Aedes aegypti sivrisineği. Fotoğraf: EL TIEMPO Arşivi
Bu hastalığın, dang humması, Zika ve chikungunya hastalıklarını da bulaştıran Aedes aegypti sivrisineği tarafından bulaştırıldığını hatırlatmakta fayda var. Ancak ormanlık alanlardaki salgınlarda vektörler Haemogogus ve Sabethes cinsi sivrisineklerdir.
Sarı humma hastalığını bulaştıran sivrisineğin ısırmasından sonra 3 ile 6 gün arasında süren bir kuluçka dönemi başlar.
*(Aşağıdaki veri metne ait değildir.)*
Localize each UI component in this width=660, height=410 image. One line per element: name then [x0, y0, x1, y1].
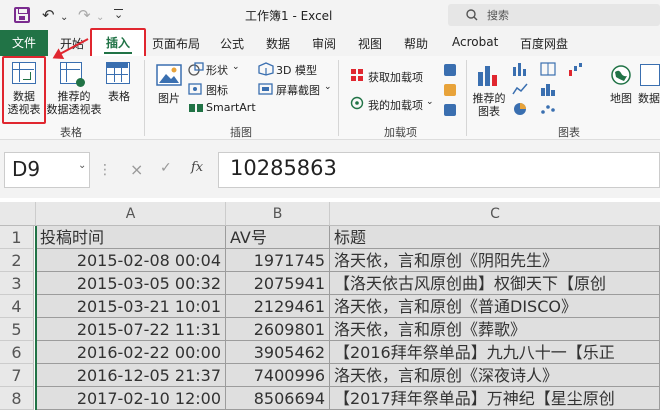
column-header-c[interactable]: C	[330, 202, 660, 226]
row-header[interactable]: 3	[0, 272, 34, 295]
3d-models-icon	[258, 62, 274, 76]
row-header[interactable]: 1	[0, 226, 34, 249]
group-separator	[466, 60, 467, 136]
search-input[interactable]	[448, 4, 660, 26]
recommended-pivot-button[interactable]: 推荐的 数据透视表	[46, 90, 102, 116]
redo-dropdown-icon[interactable]: ⌄	[96, 9, 104, 27]
formula-value: 10285863	[230, 156, 337, 180]
selection-overlay	[36, 226, 660, 410]
get-addins-icon	[351, 69, 363, 81]
hierarchy-chart-icon[interactable]	[540, 62, 556, 76]
recommended-charts-icon	[478, 66, 497, 86]
icons-icon	[188, 83, 202, 95]
name-box-dropdown-icon[interactable]: ⌄	[78, 160, 86, 171]
save-icon[interactable]	[14, 7, 30, 23]
undo-icon[interactable]: ↶	[42, 6, 55, 24]
search-placeholder: 搜索	[487, 9, 509, 22]
tab-baidu-netdisk[interactable]: 百度网盘	[520, 35, 568, 52]
smartart-button[interactable]: SmartArt	[206, 101, 256, 114]
row-header[interactable]: 7	[0, 364, 34, 387]
column-header-a[interactable]: A	[36, 202, 226, 226]
my-addins-dropdown-icon[interactable]: ⌄	[426, 97, 434, 107]
3d-models-button[interactable]: 3D 模型	[276, 62, 317, 78]
enter-icon[interactable]: ✓	[160, 160, 172, 176]
group-separator	[144, 60, 145, 136]
line-chart-icon[interactable]	[512, 82, 528, 96]
my-addins-button[interactable]: 我的加载项	[368, 97, 423, 113]
window-title: 工作簿1 - Excel	[245, 9, 333, 23]
row-header[interactable]: 5	[0, 318, 34, 341]
pivot-table-icon	[12, 62, 36, 84]
tab-view[interactable]: 视图	[358, 35, 382, 52]
screenshot-button[interactable]: 屏幕截图	[276, 82, 320, 98]
my-addins-icon	[350, 96, 364, 110]
recommended-pivot-icon	[60, 62, 85, 87]
pie-chart-icon[interactable]	[512, 102, 528, 116]
people-graph-icon[interactable]	[444, 104, 456, 116]
screenshot-dropdown-icon[interactable]: ⌄	[324, 82, 332, 92]
customize-toolbar-icon[interactable]: ⌄	[114, 9, 124, 20]
scatter-chart-icon[interactable]	[540, 102, 556, 116]
column-header-b[interactable]: B	[226, 202, 330, 226]
pivot-chart-icon	[640, 64, 660, 86]
select-all-corner[interactable]	[0, 202, 36, 226]
tab-acrobat[interactable]: Acrobat	[452, 35, 498, 49]
formula-bar-grip: ⋮	[98, 152, 112, 188]
undo-dropdown-icon[interactable]: ⌄	[60, 9, 68, 27]
tab-data[interactable]: 数据	[266, 35, 290, 52]
group-label-addins: 加载项	[384, 126, 417, 139]
cancel-icon[interactable]: ×	[130, 160, 143, 179]
screenshot-icon	[258, 83, 273, 95]
row-header[interactable]: 6	[0, 341, 34, 364]
tab-page-layout[interactable]: 页面布局	[152, 35, 200, 52]
tab-help[interactable]: 帮助	[404, 35, 428, 52]
tab-review[interactable]: 审阅	[312, 35, 336, 52]
maps-icon	[611, 65, 631, 85]
recommended-charts-button[interactable]: 推荐的 图表	[472, 92, 506, 118]
pivot-table-label: 数据 透视表	[7, 90, 41, 116]
name-box-value: D9	[12, 157, 41, 181]
tab-file[interactable]: 文件	[0, 30, 48, 56]
table-icon	[106, 62, 130, 84]
tab-insert-label: 插入	[105, 36, 130, 50]
pictures-button[interactable]: 图片	[156, 92, 182, 105]
smartart-icon	[189, 104, 203, 112]
pictures-icon	[156, 64, 182, 86]
pivot-chart-button[interactable]: 数据	[638, 92, 660, 105]
group-label-tables: 表格	[60, 126, 82, 139]
bing-icon[interactable]	[444, 84, 456, 96]
selection-border	[35, 226, 37, 410]
shapes-dropdown-icon[interactable]: ⌄	[232, 62, 240, 72]
group-label-illustrations: 插图	[230, 126, 252, 139]
group-label-charts: 图表	[558, 126, 580, 139]
shapes-button[interactable]: 形状	[206, 62, 228, 78]
row-header[interactable]: 8	[0, 387, 34, 410]
waterfall-chart-icon[interactable]	[568, 62, 584, 76]
icons-button[interactable]: 图标	[206, 82, 228, 98]
tab-formulas[interactable]: 公式	[220, 35, 244, 52]
row-header[interactable]: 2	[0, 249, 34, 272]
visio-icon[interactable]	[444, 64, 456, 76]
get-addins-button[interactable]: 获取加载项	[368, 69, 423, 85]
row-header[interactable]: 4	[0, 295, 34, 318]
insert-function-icon[interactable]: fx	[191, 160, 203, 175]
search-icon	[466, 9, 478, 21]
maps-button[interactable]: 地图	[608, 92, 634, 105]
redo-icon[interactable]: ↷	[78, 6, 91, 24]
column-chart-icon[interactable]	[512, 62, 528, 76]
statistic-chart-icon[interactable]	[540, 82, 556, 96]
shapes-icon	[188, 62, 204, 76]
group-separator	[338, 60, 339, 136]
table-button[interactable]: 表格	[104, 90, 134, 103]
tab-insert[interactable]: 插入	[90, 28, 146, 58]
Trillos, klinik evrimin üç faza ayrılabileceğini şöyle açıklıyor:
- 3-4 gün süren başlangıç evresi: 40°C’ye kadar ateş, şiddetli baş ağrısı, iştahsızlık, bulantı-kusma, kas ağrıları ve bel ağrısı ile karakterizedir. Ancak bazı durumlarda hastalık belirtisiz de olabilir. Dikkat çekici bir bulgu ise yüksek ateşle birlikte bradikardidir.
- İyileşme veya remisyon evresi, belirtilerin yaklaşık 24 ila 48 saat boyunca ortadan kalktığı ve belirgin bir iyileşmenin olduğu evredir. Burada çok sayıda insan iyileşiyor.
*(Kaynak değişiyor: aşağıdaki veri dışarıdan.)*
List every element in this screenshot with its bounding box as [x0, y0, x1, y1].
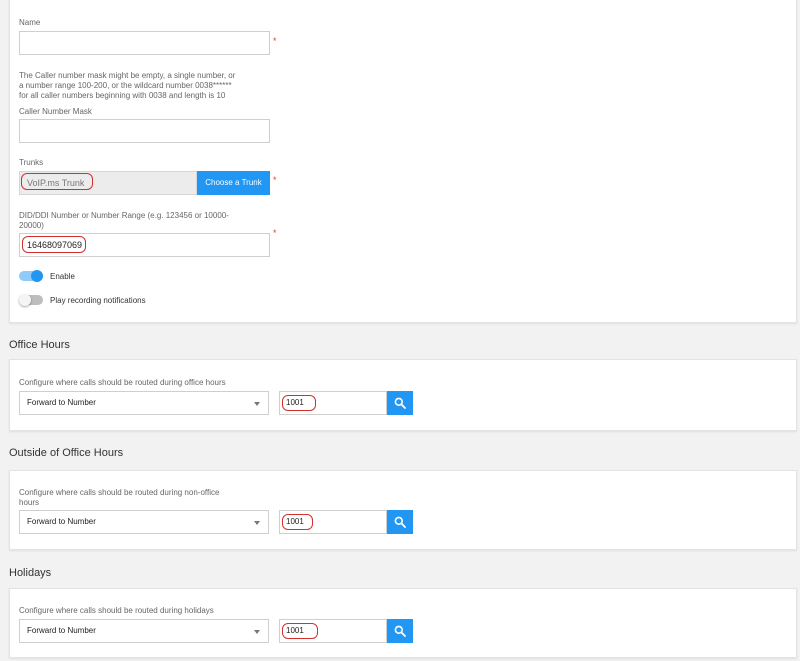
enable-label: Enable — [50, 272, 75, 281]
search-icon — [394, 397, 406, 409]
choose-trunk-button[interactable]: Choose a Trunk — [197, 171, 270, 195]
search-icon — [394, 625, 406, 637]
did-label-line-2: 20000) — [19, 221, 44, 230]
recording-label: Play recording notifications — [50, 296, 146, 305]
office-hours-search-button[interactable] — [387, 391, 413, 415]
outside-hours-route-select[interactable]: Forward to Number — [19, 510, 269, 534]
name-label: Name — [19, 18, 41, 27]
caller-mask-hint-line-2: a number range 100-200, or the wildcard … — [19, 81, 232, 90]
did-required-marker: * — [273, 228, 277, 238]
office-hours-route-select[interactable]: Forward to Number — [19, 391, 269, 415]
did-label-line-1: DID/DDI Number or Number Range (e.g. 123… — [19, 211, 229, 220]
outside-hours-hint-line-1: Configure where calls should be routed d… — [19, 488, 220, 497]
outside-hours-number-input[interactable]: 1001 — [279, 510, 387, 534]
outside-hours-search-button[interactable] — [387, 510, 413, 534]
caller-mask-hint: The Caller number mask might be empty, a… — [19, 71, 235, 101]
enable-toggle-knob — [31, 270, 43, 282]
caller-mask-label: Caller Number Mask — [19, 107, 92, 116]
holidays-route-value: Forward to Number — [27, 626, 96, 635]
enable-toggle[interactable] — [19, 270, 43, 282]
outside-hours-route-value: Forward to Number — [27, 517, 96, 526]
chevron-down-icon — [254, 402, 260, 406]
holidays-search-button[interactable] — [387, 619, 413, 643]
holidays-route-select[interactable]: Forward to Number — [19, 619, 269, 643]
did-input[interactable]: 16468097069 — [19, 233, 270, 257]
chevron-down-icon — [254, 521, 260, 525]
holidays-number-input[interactable]: 1001 — [279, 619, 387, 643]
recording-toggle-knob — [19, 294, 31, 306]
trunk-field[interactable]: VoIP.ms Trunk — [19, 171, 197, 195]
office-hours-hint: Configure where calls should be routed d… — [19, 378, 226, 387]
holidays-title: Holidays — [9, 567, 52, 579]
holidays-hint: Configure where calls should be routed d… — [19, 606, 214, 615]
did-label: DID/DDI Number or Number Range (e.g. 123… — [19, 211, 229, 231]
recording-toggle[interactable] — [19, 294, 43, 306]
caller-mask-hint-line-1: The Caller number mask might be empty, a… — [19, 71, 236, 80]
trunk-required-marker: * — [273, 175, 277, 185]
office-hours-title: Office Hours — [9, 339, 70, 351]
name-input[interactable] — [19, 31, 270, 55]
search-icon — [394, 516, 406, 528]
name-required-marker: * — [273, 36, 277, 46]
caller-mask-input[interactable] — [19, 119, 270, 143]
chevron-down-icon — [254, 630, 260, 634]
outside-hours-hint: Configure where calls should be routed d… — [19, 488, 219, 508]
office-hours-route-value: Forward to Number — [27, 398, 96, 407]
outside-hours-title: Outside of Office Hours — [9, 447, 124, 459]
outside-hours-hint-line-2: hours — [19, 498, 40, 507]
trunks-label: Trunks — [19, 158, 44, 167]
caller-mask-hint-line-3: for all caller numbers beginning with 00… — [19, 91, 226, 100]
office-hours-number-input[interactable]: 1001 — [279, 391, 387, 415]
- Hastaların yaklaşık %15'inde görülen toksik faz (en şiddetli olanıdır): Yüksek ateş geri döner, sarılık (ciltte sararma) görülür, koyu renkli idrar (kolüri), karın ağrısı, sürekli kusma ve burun, ağız, göz veya mide-bağırsak yolu gibi mukoza zarlarında kanama görülür. Karaciğer sorunları, böbrek yetmezliği, kardiyovasküler dengesizlik, nöbetler ve koma da görülebilir. Bu evreyi geçiren kişilerin yaklaşık yarısında ölüm, toksik evrenin başlangıcından 7 ila 10 gün sonra gerçekleşir.
Araştırmacılar, güvenli ve etkili bir aşının bulunmasına rağmen kapsamın henüz yeterli olmadığını söylüyor. Kolombiya'da 9 ay ile 59 yaş arasındaki kişilere aşılama öneriliyor. Universidad del Rosario'da epidemiyoloji profesörü, bağışıklığı baskılanmış kişilerde veya 60 yaş üstü kişilerde kullanımının kontrendike olduğunu veya tıbbi değerlendirme gerektirdiğini belirtiyor.

Sarı humma aşısı. Fotoğraf: Sergio Acero Yate / El Tiempo.
Uzmanlar, salgının yayılmasını yavaşlatmak için böcek kovucu kullanılmasını, kolları ve bacakları örten giysiler giyilmesini, sivrisinek üreme alanlarının ortadan kaldırılmasını ve salgın bölgelere seyahat etmeden en az 10 gün önce aşı yaptırılmasını öneriyor.